Occasionally, you might need a variant type only for the return value of a single function. For example, here’s a function f that can either return an int or \(\infty\); you are forced to define a variant type to represent that result:

type fin_or_inf = Finite of int | Infinity

let f = function
  | 0 -> Infinity
  | 1 -> Finite 1
  | n -> Finite (-n)

type fin_or_inf = Finite of int | Infinity

val f : int -> fin_or_inf = <fun>

The downside of this definition is that you were forced to define fin_or_inf even though it won’t be used throughout much of your program.
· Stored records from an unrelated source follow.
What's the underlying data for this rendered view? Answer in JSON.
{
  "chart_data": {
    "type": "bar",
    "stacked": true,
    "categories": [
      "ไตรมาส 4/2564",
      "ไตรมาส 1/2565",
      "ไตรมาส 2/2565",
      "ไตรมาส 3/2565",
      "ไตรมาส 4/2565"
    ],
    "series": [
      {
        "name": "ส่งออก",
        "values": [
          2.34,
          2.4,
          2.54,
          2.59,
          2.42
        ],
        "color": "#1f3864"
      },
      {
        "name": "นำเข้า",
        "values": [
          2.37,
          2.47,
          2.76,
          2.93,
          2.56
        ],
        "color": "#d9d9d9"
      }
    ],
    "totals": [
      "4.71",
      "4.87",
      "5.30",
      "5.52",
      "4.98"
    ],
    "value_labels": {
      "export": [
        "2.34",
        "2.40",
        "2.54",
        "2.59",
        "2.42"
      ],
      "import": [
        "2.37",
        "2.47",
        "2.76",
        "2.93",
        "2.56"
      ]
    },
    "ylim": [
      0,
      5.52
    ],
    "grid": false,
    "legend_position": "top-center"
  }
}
There’s another kind of variant in OCaml that supports this kind of programming: polymorphic variants. Polymorphic variants are just like variants, except:

You don’t have to declare their type or constructors before using them.
There is no name for a polymorphic variant type. (So another name for this feature could have been “anonymous variants”.)
The constructors of a polymorphic variant start with a backquote character.
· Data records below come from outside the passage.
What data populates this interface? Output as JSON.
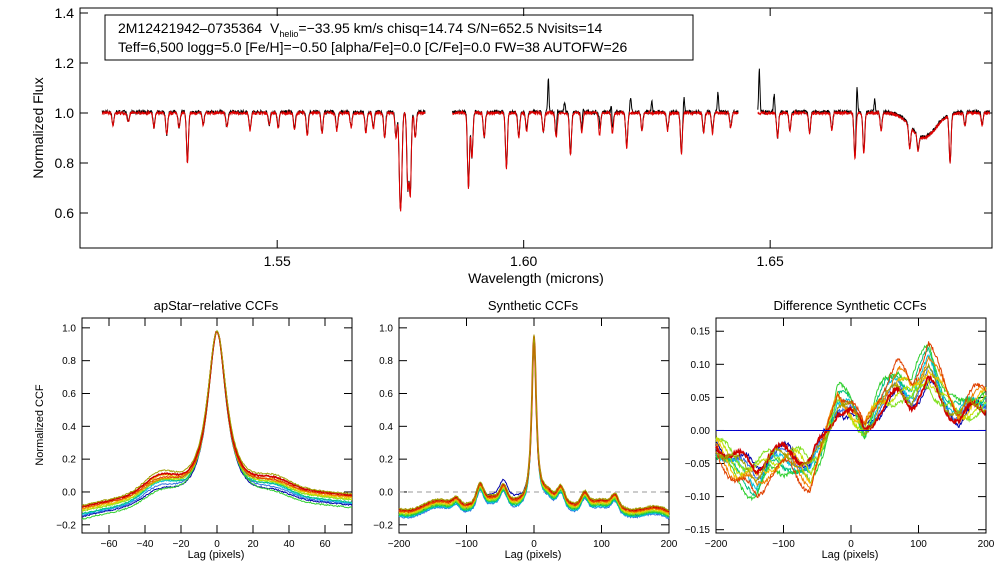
{
  "colors": {
    "observed": "#000000",
    "model": "#e00000",
    "zero_line": "#0000cc",
    "ccf_series": [
      "#0000aa",
      "#3070e0",
      "#00c0e0",
      "#00c080",
      "#30d030",
      "#80e020",
      "#c0e000",
      "#f0c000",
      "#f08000",
      "#e04000",
      "#d00000",
      "#a0a000"
    ]
  },
  "header": {
    "line1_star": "2M12421942–0735364",
    "line1_v": "V",
    "line1_vsub": "helio",
    "line1_rest": "=−33.95 km/s  chisq=14.74  S/N=652.5  Nvisits=14",
    "line2": "Teff=6,500 logg=5.0 [Fe/H]=−0.50 [alpha/Fe]=0.0 [C/Fe]=0.0 FW=38 AUTOFW=26"
  },
  "chart_data": [
    {
      "type": "line",
      "title": "",
      "xlabel": "Wavelength (microns)",
      "ylabel": "Normalized Flux",
      "xlim": [
        1.51,
        1.695
      ],
      "ylim": [
        0.46,
        1.42
      ],
      "xticks": [
        1.55,
        1.6,
        1.65
      ],
      "xtick_labels": [
        "1.55",
        "1.60",
        "1.65"
      ],
      "yticks": [
        0.6,
        0.8,
        1.0,
        1.2,
        1.4
      ],
      "ytick_labels": [
        "0.6",
        "0.8",
        "1.0",
        "1.2",
        "1.4"
      ],
      "chip_ranges": [
        [
          1.5145,
          1.58
        ],
        [
          1.5855,
          1.6435
        ],
        [
          1.6475,
          1.6945
        ]
      ],
      "absorption_lines": [
        {
          "x": 1.5167,
          "depth": 0.05
        },
        {
          "x": 1.5198,
          "depth": 0.04
        },
        {
          "x": 1.525,
          "depth": 0.06
        },
        {
          "x": 1.5276,
          "depth": 0.09
        },
        {
          "x": 1.5301,
          "depth": 0.06
        },
        {
          "x": 1.5318,
          "depth": 0.2
        },
        {
          "x": 1.535,
          "depth": 0.05
        },
        {
          "x": 1.5398,
          "depth": 0.06
        },
        {
          "x": 1.5445,
          "depth": 0.07
        },
        {
          "x": 1.5484,
          "depth": 0.05
        },
        {
          "x": 1.5502,
          "depth": 0.06
        },
        {
          "x": 1.5535,
          "depth": 0.07
        },
        {
          "x": 1.5561,
          "depth": 0.09
        },
        {
          "x": 1.5591,
          "depth": 0.08
        },
        {
          "x": 1.5621,
          "depth": 0.07
        },
        {
          "x": 1.565,
          "depth": 0.06
        },
        {
          "x": 1.568,
          "depth": 0.08
        },
        {
          "x": 1.5695,
          "depth": 0.06
        },
        {
          "x": 1.5718,
          "depth": 0.1
        },
        {
          "x": 1.5741,
          "depth": 0.1
        },
        {
          "x": 1.5749,
          "depth": 0.28
        },
        {
          "x": 1.5752,
          "depth": 0.24
        },
        {
          "x": 1.5765,
          "depth": 0.3
        },
        {
          "x": 1.577,
          "depth": 0.32
        },
        {
          "x": 1.578,
          "depth": 0.1
        },
        {
          "x": 1.5888,
          "depth": 0.3
        },
        {
          "x": 1.5895,
          "depth": 0.18
        },
        {
          "x": 1.592,
          "depth": 0.1
        },
        {
          "x": 1.5965,
          "depth": 0.22
        },
        {
          "x": 1.599,
          "depth": 0.1
        },
        {
          "x": 1.6006,
          "depth": 0.07
        },
        {
          "x": 1.604,
          "depth": 0.08
        },
        {
          "x": 1.6066,
          "depth": 0.1
        },
        {
          "x": 1.6095,
          "depth": 0.17
        },
        {
          "x": 1.6118,
          "depth": 0.08
        },
        {
          "x": 1.6154,
          "depth": 0.09
        },
        {
          "x": 1.618,
          "depth": 0.08
        },
        {
          "x": 1.6209,
          "depth": 0.14
        },
        {
          "x": 1.624,
          "depth": 0.07
        },
        {
          "x": 1.6292,
          "depth": 0.07
        },
        {
          "x": 1.632,
          "depth": 0.16
        },
        {
          "x": 1.6365,
          "depth": 0.08
        },
        {
          "x": 1.6383,
          "depth": 0.08
        },
        {
          "x": 1.642,
          "depth": 0.06
        },
        {
          "x": 1.6515,
          "depth": 0.1
        },
        {
          "x": 1.654,
          "depth": 0.07
        },
        {
          "x": 1.658,
          "depth": 0.08
        },
        {
          "x": 1.6625,
          "depth": 0.07
        },
        {
          "x": 1.6672,
          "depth": 0.18
        },
        {
          "x": 1.669,
          "depth": 0.16
        },
        {
          "x": 1.6725,
          "depth": 0.07
        },
        {
          "x": 1.6783,
          "depth": 0.09
        },
        {
          "x": 1.68,
          "depth": 0.06
        },
        {
          "x": 1.6865,
          "depth": 0.19
        },
        {
          "x": 1.6895,
          "depth": 0.05
        },
        {
          "x": 1.693,
          "depth": 0.05
        }
      ],
      "broad_features": [
        {
          "x": 1.6811,
          "depth": 0.1,
          "width": 0.0035
        }
      ],
      "emission_spikes": [
        {
          "x": 1.605,
          "height": 0.13
        },
        {
          "x": 1.6068,
          "height": 0.05
        },
        {
          "x": 1.6083,
          "height": 0.04
        },
        {
          "x": 1.612,
          "height": 0.05
        },
        {
          "x": 1.6153,
          "height": 0.06
        },
        {
          "x": 1.6178,
          "height": 0.07
        },
        {
          "x": 1.6217,
          "height": 0.06
        },
        {
          "x": 1.626,
          "height": 0.05
        },
        {
          "x": 1.6325,
          "height": 0.06
        },
        {
          "x": 1.6394,
          "height": 0.08
        },
        {
          "x": 1.6478,
          "height": 0.17
        },
        {
          "x": 1.6508,
          "height": 0.07
        },
        {
          "x": 1.6676,
          "height": 0.12
        },
        {
          "x": 1.6712,
          "height": 0.05
        }
      ]
    },
    {
      "type": "line",
      "title": "apStar−relative CCFs",
      "xlabel": "Lag (pixels)",
      "ylabel": "Normalized CCF",
      "xlim": [
        -75,
        75
      ],
      "ylim": [
        -0.25,
        1.06
      ],
      "xticks": [
        -60,
        -40,
        -20,
        0,
        20,
        40,
        60
      ],
      "xtick_labels": [
        "−60",
        "−40",
        "−20",
        "0",
        "20",
        "40",
        "60"
      ],
      "yticks": [
        -0.2,
        0.0,
        0.2,
        0.4,
        0.6,
        0.8,
        1.0
      ],
      "ytick_labels": [
        "−0.2",
        "0.0",
        "0.2",
        "0.4",
        "0.6",
        "0.8",
        "1.0"
      ],
      "series_count": 12,
      "peak_lag": 0,
      "peak_value": 1.0,
      "peak_width": 6,
      "wing_value": 0.0,
      "bumps": [
        {
          "lag": -32,
          "value": 0.07
        },
        {
          "lag": 32,
          "value": 0.04
        }
      ],
      "edge_values": [
        -0.12,
        -0.05
      ]
    },
    {
      "type": "line",
      "title": "Synthetic CCFs",
      "xlabel": "Lag (pixels)",
      "ylabel": "",
      "xlim": [
        -200,
        200
      ],
      "ylim": [
        -0.25,
        1.06
      ],
      "xticks": [
        -200,
        -100,
        0,
        100,
        200
      ],
      "xtick_labels": [
        "−200",
        "−100",
        "0",
        "100",
        "200"
      ],
      "yticks": [
        -0.2,
        0.0,
        0.2,
        0.4,
        0.6,
        0.8,
        1.0
      ],
      "ytick_labels": [
        "−0.2",
        "0.0",
        "0.2",
        "0.4",
        "0.6",
        "0.8",
        "1.0"
      ],
      "series_count": 12,
      "reference_line": 0.0,
      "peak_lag": 0,
      "peak_value": 1.0,
      "peak_width": 4,
      "bumps": [
        {
          "lag": -160,
          "value": 0.0
        },
        {
          "lag": -115,
          "value": 0.04
        },
        {
          "lag": -80,
          "value": 0.1
        },
        {
          "lag": -45,
          "value": 0.08
        },
        {
          "lag": 20,
          "value": 0.02
        },
        {
          "lag": 40,
          "value": 0.08
        },
        {
          "lag": 75,
          "value": 0.07
        },
        {
          "lag": 120,
          "value": 0.06
        }
      ],
      "edge_values": [
        -0.1,
        -0.12
      ]
    },
    {
      "type": "line",
      "title": "Difference Synthetic CCFs",
      "xlabel": "Lag (pixels)",
      "ylabel": "",
      "xlim": [
        -200,
        200
      ],
      "ylim": [
        -0.155,
        0.17
      ],
      "xticks": [
        -200,
        -100,
        0,
        100,
        200
      ],
      "xtick_labels": [
        "−200",
        "−100",
        "0",
        "100",
        "200"
      ],
      "yticks": [
        -0.15,
        -0.1,
        -0.05,
        0.0,
        0.05,
        0.1,
        0.15
      ],
      "ytick_labels": [
        "−0.15",
        "−0.10",
        "−0.05",
        "0.00",
        "0.05",
        "0.10",
        "0.15"
      ],
      "series_count": 12,
      "reference_line": 0.0,
      "trend": [
        [
          -200,
          -0.03
        ],
        [
          -170,
          -0.07
        ],
        [
          -140,
          -0.09
        ],
        [
          -120,
          -0.06
        ],
        [
          -90,
          -0.05
        ],
        [
          -60,
          -0.08
        ],
        [
          -40,
          -0.02
        ],
        [
          -20,
          0.06
        ],
        [
          0,
          0.04
        ],
        [
          20,
          0.0
        ],
        [
          40,
          0.05
        ],
        [
          70,
          0.09
        ],
        [
          90,
          0.07
        ],
        [
          115,
          0.12
        ],
        [
          140,
          0.06
        ],
        [
          160,
          0.03
        ],
        [
          180,
          0.05
        ],
        [
          200,
          0.06
        ]
      ]
    }
  ]
}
Using polymorphic variants, we can rewrite f:

let f = function
  | 0 -> `Infinity
  | 1 -> `Finite 1
  | n -> `Finite (-n)

val f : int -> [> `Finite of int | `Infinity ] = <fun>

This type says that f either returns `Finite n for some n : int or `Infinity. The square brackets do not denote a list, but rather a set of possible constructors. The > sign means that any code that pattern matches against a value of that type must at least handle the constructors `Finite and `Infinity, and possibly more. For example, we could write:

match f 3 with
  | `NegInfinity -> "negative infinity"
  | `Finite n -> "finite"
  | `Infinity -> "infinite"

- : string = "finite"

It’s perfectly fine for the pattern match to include constructors other than `Finite or `Infinity, because f is guaranteed never to return any constructors other than those.
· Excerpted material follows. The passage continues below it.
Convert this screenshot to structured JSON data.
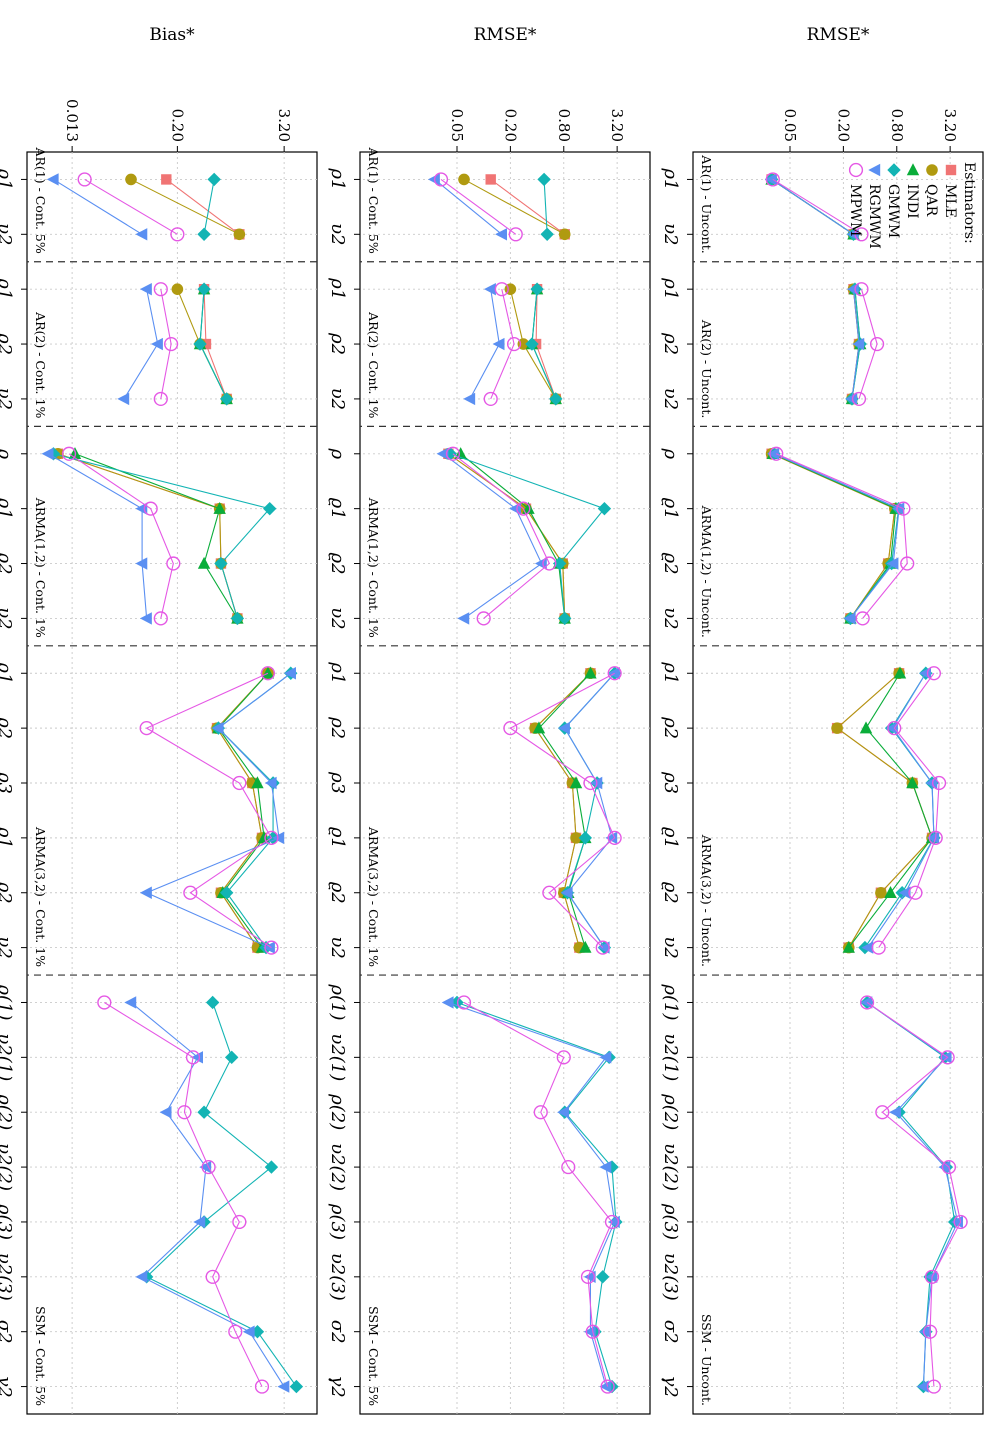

There are other, more compelling uses for polymorphic variants that we’ll see later in the course. They are particularly useful in libraries. For now, we generally will steer you away from extensive use of polymorphic variants, because their types can become difficult to manage.

3.9.7. Built-in Variants#

OCaml’s built-in list data type is really a recursive, parameterized variant. It is defined as follows:

type 'a list = [] | ( :: ) of 'a * 'a list

So list is really just a type constructor, with (value) constructors [] (which we pronounce “nil”) and :: (which we pronounce “cons”).

OCaml’s built-in option data type is also really a parameterized variant. It’s defined as follows:

type 'a option = None | Some of 'a

So option is really just a type constructor, with (value) constructors None and Some.

You can see both list and option defined in the core OCaml library.